There exists, if I am not mistaken, an entire world which is the totality of mathematical truths, to which we have access only with our mind, just as a world of physical reality exists, the one like the other independent of ourselves, both of divine creation.— Charles Hermite; cit. by Gaston Darboux, Eloges académiques et discours, Hermann, Paris 1912, p. 142.
Hermite was born in Dieuze, The Moselle on 24 December 1822, with a deformity in his right foot which would affect his gait for the rest of his life. He was the sixth of seven children of Ferdinand Hermite, and his wife Madeleine Lallemand. His father worked in his mother's family's drapery Business, and also pursued a career as an Artist. The drapery Business relocated to Nancy during 1828 and so did the family.

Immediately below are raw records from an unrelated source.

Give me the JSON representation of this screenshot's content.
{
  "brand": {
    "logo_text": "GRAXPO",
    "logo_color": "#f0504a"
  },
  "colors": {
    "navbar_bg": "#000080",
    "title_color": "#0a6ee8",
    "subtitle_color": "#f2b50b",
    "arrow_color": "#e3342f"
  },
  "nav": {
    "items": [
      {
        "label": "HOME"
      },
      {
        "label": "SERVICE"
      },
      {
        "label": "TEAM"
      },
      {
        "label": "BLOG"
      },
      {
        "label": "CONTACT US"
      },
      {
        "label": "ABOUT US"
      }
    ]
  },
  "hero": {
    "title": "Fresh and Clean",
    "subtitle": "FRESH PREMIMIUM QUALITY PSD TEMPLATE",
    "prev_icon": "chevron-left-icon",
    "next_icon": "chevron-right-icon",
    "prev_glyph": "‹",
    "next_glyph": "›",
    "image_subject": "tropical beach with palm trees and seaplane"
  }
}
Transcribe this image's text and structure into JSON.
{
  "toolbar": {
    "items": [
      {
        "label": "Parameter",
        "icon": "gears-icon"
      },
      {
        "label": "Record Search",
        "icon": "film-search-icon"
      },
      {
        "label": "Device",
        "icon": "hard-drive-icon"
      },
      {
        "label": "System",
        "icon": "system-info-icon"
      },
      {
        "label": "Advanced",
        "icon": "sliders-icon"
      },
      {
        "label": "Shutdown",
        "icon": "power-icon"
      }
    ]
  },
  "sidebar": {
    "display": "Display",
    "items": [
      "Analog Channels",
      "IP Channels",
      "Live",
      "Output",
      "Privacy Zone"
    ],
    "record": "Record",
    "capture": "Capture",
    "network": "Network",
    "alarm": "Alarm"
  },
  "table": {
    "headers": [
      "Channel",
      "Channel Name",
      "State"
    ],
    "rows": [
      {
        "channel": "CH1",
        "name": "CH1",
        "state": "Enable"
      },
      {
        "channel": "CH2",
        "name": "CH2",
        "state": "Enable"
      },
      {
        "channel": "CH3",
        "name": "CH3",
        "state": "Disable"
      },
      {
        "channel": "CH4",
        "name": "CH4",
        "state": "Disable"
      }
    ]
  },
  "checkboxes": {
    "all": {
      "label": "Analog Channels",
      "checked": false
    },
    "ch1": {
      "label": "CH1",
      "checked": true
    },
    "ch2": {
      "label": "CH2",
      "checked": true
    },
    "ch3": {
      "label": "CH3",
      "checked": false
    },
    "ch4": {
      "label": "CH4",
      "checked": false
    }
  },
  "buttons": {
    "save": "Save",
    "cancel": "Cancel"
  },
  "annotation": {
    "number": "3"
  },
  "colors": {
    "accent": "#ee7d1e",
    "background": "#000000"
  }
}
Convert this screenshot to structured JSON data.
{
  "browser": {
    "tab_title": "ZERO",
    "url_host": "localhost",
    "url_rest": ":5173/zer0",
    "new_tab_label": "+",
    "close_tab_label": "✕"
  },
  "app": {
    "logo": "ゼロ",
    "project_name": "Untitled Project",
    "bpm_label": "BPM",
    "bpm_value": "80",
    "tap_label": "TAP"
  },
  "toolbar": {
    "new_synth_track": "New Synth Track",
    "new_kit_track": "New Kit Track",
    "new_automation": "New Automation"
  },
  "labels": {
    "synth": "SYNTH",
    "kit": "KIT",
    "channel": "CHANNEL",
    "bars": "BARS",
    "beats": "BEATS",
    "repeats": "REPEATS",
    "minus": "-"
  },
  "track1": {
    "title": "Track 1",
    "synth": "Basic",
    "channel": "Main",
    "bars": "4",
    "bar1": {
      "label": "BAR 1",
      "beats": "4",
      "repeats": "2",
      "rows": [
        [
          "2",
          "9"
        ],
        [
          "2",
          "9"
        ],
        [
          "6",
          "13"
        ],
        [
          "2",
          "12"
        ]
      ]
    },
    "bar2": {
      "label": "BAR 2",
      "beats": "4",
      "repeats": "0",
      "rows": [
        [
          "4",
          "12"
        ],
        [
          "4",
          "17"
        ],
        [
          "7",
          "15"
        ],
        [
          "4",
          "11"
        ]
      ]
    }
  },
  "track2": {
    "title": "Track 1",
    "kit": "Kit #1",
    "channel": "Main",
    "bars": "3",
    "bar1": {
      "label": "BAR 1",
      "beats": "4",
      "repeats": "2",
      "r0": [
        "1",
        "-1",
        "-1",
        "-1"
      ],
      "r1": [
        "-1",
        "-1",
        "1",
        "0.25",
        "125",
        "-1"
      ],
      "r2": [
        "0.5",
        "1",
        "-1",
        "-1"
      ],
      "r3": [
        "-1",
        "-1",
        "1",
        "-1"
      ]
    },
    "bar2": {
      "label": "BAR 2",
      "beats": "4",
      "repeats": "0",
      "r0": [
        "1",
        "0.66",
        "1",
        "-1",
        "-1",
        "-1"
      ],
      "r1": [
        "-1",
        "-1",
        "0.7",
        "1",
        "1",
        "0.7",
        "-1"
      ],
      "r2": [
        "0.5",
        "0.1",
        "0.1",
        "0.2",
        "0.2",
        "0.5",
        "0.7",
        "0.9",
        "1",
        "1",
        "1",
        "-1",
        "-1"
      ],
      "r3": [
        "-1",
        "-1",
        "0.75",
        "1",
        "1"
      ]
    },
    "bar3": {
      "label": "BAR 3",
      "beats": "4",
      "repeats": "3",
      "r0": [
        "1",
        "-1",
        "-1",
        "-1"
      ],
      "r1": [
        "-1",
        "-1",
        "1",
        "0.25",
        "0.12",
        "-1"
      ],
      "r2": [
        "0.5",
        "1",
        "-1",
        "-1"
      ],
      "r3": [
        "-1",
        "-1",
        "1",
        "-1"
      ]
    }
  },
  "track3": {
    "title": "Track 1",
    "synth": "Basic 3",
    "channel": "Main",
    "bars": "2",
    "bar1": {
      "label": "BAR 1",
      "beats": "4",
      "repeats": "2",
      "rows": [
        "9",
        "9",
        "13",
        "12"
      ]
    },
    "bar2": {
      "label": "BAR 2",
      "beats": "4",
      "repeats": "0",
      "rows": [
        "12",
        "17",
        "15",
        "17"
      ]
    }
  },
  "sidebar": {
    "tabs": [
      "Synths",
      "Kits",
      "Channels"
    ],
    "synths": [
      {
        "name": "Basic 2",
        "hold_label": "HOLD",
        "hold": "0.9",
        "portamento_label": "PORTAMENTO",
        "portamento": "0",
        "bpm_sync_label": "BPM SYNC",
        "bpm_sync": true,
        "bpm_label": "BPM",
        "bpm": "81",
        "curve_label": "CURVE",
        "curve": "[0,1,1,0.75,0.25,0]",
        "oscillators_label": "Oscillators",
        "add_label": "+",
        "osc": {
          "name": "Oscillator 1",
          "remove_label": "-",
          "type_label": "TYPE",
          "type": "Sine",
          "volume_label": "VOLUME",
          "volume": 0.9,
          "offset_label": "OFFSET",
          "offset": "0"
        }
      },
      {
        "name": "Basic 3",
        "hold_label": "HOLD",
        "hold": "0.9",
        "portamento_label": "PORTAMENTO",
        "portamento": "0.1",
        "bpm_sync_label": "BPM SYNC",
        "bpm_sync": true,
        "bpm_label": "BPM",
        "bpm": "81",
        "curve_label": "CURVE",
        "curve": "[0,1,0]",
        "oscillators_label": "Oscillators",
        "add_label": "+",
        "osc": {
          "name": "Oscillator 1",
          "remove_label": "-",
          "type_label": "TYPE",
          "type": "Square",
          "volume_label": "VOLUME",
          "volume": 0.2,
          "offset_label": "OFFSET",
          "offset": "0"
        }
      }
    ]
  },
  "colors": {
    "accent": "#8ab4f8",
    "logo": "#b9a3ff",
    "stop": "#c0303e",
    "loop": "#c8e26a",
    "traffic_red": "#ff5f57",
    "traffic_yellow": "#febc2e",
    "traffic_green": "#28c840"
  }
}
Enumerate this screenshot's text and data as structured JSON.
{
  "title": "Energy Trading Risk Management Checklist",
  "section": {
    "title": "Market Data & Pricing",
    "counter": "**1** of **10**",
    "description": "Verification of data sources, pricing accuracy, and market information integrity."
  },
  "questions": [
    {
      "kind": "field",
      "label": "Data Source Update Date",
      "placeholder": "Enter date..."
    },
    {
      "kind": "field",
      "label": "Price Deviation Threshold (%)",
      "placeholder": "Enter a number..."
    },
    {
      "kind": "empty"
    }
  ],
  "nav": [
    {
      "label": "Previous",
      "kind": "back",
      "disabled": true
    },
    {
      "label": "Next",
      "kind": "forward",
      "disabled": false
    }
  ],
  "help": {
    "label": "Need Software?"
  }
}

Hermite wanted to study at the École Polytechnique and during 1841 he took a year preparing for the examinations and was tutored by Eugène Charles Catalan. During 1842 he was admitted to the school. However, after one year Hermite was refused the right to continue his studies because of his disability (École Polytechnique is to this day a military academy). He had to struggle to regain his admission which he won but with strict conditions imposed. Hermite found this unacceptable and decided to quit the École Polytechnique without graduating.
During 1842, his first original contribution to mathematics, in which he gave a simple proof of the proposition of Niels Abel concerning the impossibility of obtaining an algebraic solution for the equation of the fifth degree, was published in the "Nouvelles Annales de Mathématiques".
A correspondence with Carl Jacobi, begun during 1843 and continued the next year, resulted in the insertion, in the complete edition of Jacobi's works, of two articles by Hermite, one concerning the extension to Abelian functions of one of the theorems of Abel on elliptic functions, and the other concerning the transformation of elliptic functions.
After spending five years working privately towards his degree, in which he befriended eminent mathematicians Joseph Bertrand, Carl Gustav Jacob Jacobi, and Joseph Liouville, he took and passed the examinations for the baccalauréat, which he was awarded during 1847. He married Joseph Bertrand's sister, Louise Bertrand, during 1848.
An inspiring Teacher, Hermite strove to cultivate admiration for simple beauty and discourage rigorous minutiae. His correspondence with Thomas Stieltjes testifies to the great aid he gave those beginning scientific life. His published courses of lectures have exercised a great influence. His important original contributions to pure mathematics, published in the major mathematical journals of the world, dealt chiefly with Abelian and elliptic functions and the theory of numbers. During 1858 he solved the equation of the fifth degree by elliptic functions; and during 1873 he proved e, the base of the natural system of logarithms, to be transcendental. This last was used by Ferdinand von Lindemann to prove during 1882 the same for π.
In a letter to Thomas Joannes Stieltjes during 1893, Hermite remarked: "I turn with terror and horror from this lamentable scourge of continuous functions with no derivatives."
During 1848, Hermite returned to the École Polytechnique as répétiteur and examinateur d'admission. During 1856 he contracted smallpox. Through the influence of Augustin-Louis Cauchy and of a nun who nursed him, he resumed the practice of his Catholic faith. On 14 July, of that year, he was elected for the vacancy created by the death of Jacques Binet in the Académie des Sciences. During 1869, he succeeded Jean-Marie Duhamel as professor of mathematics, both at the École Polytechnique, where he remained until 1876, and in the Faculty of Sciences of Paris, which was a post he occupied until his death. From 1862 to 1873 he was lecturer at the École Normale Supérieure. Upon his seventieth birthday, on the occasion of his Jubilee which was celebrated at the Sorbonne under the auspices of an international committee, he was promoted grand officer of the Légion d'honneur. He died in Paris, 14 January 1901, aged 78.